Research on chicken NDUFB4 provides important insights that expand our understanding of avian mitochondrial biology in several key dimensions:

• Supercomplex organization: Studies demonstrating NDUFB4's role in respirasome formation suggest that the spatial organization of respiratory complexes is evolutionarily conserved but may have avian-specific features that accommodate their higher metabolic demands.

• Stress response mechanisms: The differential regulation of mitochondrial genes, including potential changes in NDUFB4, during MDV infection reveals how avian mitochondria respond to pathological stress, potentially informing broader concepts of mitochondrial adaptation.

• Species-specific bioenergetics: Comparative analyses of NDUFB4 function between avian and mammalian systems highlight adaptations that may support birds' higher body temperatures and metabolic rates.

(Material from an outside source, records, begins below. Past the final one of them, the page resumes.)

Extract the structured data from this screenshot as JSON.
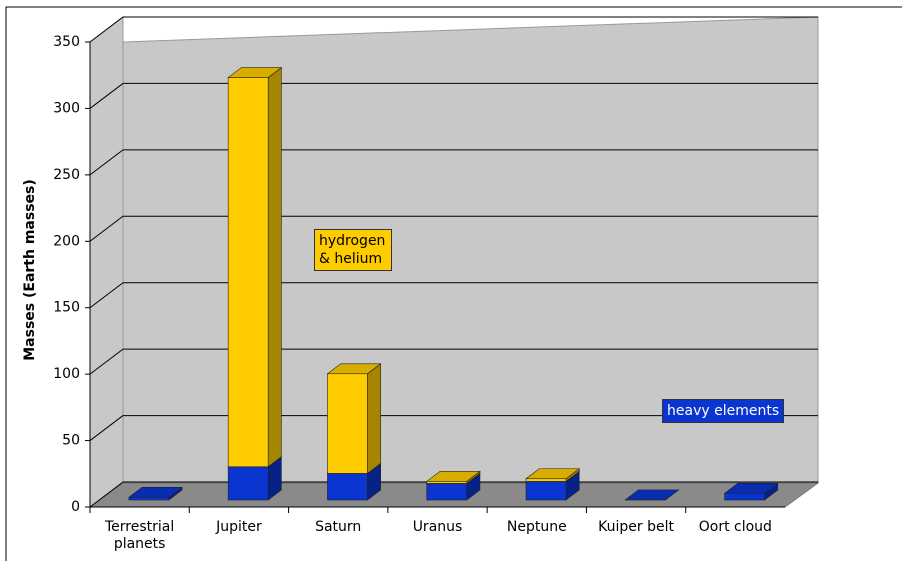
{
  "chart_data": {
    "type": "bar3d_stacked",
    "ylabel": "Masses (Earth masses)",
    "categories": [
      "Terrestrial planets",
      "Jupiter",
      "Saturn",
      "Uranus",
      "Neptune",
      "Kuiper belt",
      "Oort cloud"
    ],
    "series": [
      {
        "name": "heavy elements",
        "color": "#0a35d0",
        "values": [
          2,
          25,
          20,
          12.5,
          14,
          0.1,
          5
        ]
      },
      {
        "name": "hydrogen & helium",
        "color": "#ffcc00",
        "values": [
          0,
          293,
          75,
          1.5,
          2,
          0,
          0
        ]
      }
    ],
    "ylim": [
      0,
      350
    ],
    "yticks": [
      0,
      50,
      100,
      150,
      200,
      250,
      300,
      350
    ],
    "grid": true
  }
}
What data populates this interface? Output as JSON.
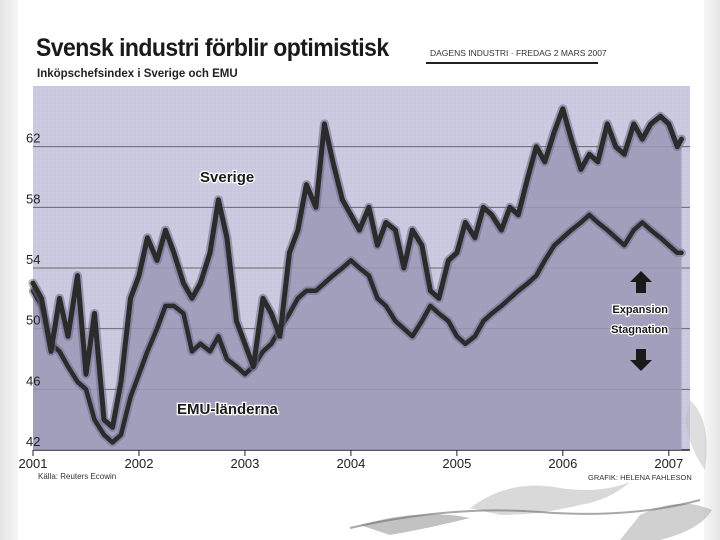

• Tissue-specific regulation: The observation that mitochondrial responses to MDV differ between tissues suggests tissue-specific regulation of mitochondrial function that may be mediated partly through accessory subunits like NDUFB4.

• Genetic background effects: The dramatic differences in mitochondrial responses between chicken lines with different susceptibility to MDV demonstrate how genetic background influences mitochondrial function, with potential implications for breeding and genetic selection.

These findings collectively enhance our understanding of mitochondrial biology beyond individual subunits, revealing principles of metabolic regulation and adaptation that are relevant to both basic science and applied poultry research.

What are the implications of chicken NDUFB4 research for applied poultry science and veterinary medicine?

Research on chicken NDUFB4 has several important implications for applied poultry science and veterinary medicine:

• Biomarker development: Changes in NDUFB4 expression or function could serve as early biomarkers for mitochondrial dysfunction in production settings, potentially allowing early intervention before clinical disease manifestation.

• Disease resistance breeding: Understanding how NDUFB4 and related mitochondrial genes differ between disease-resistant and susceptible chicken lines could inform genetic selection strategies to enhance natural resistance to pathogens like MDV.

• Nutritional interventions: Knowledge of how NDUFB4 contributes to mitochondrial efficiency could guide the development of feed supplements that support optimal mitochondrial function during growth, production stress, or disease challenges.

• Vaccine development: Insights into how viral infections like MDV affect mitochondrial function through changes in proteins like NDUFB4 may reveal new targets for attenuated vaccine development or adjuvant strategies.

• Environmental stress management: Understanding the relationship between NDUFB4 function and mitochondrial responses to stressors could inform housing and management practices that minimize physiological stress in production environments.

• Therapeutic approaches: In the longer term, strategies to modulate specific aspects of mitochondrial function through targeted regulation of components like NDUFB4 might provide new therapeutic approaches for mitochondrial dysfunction in poultry.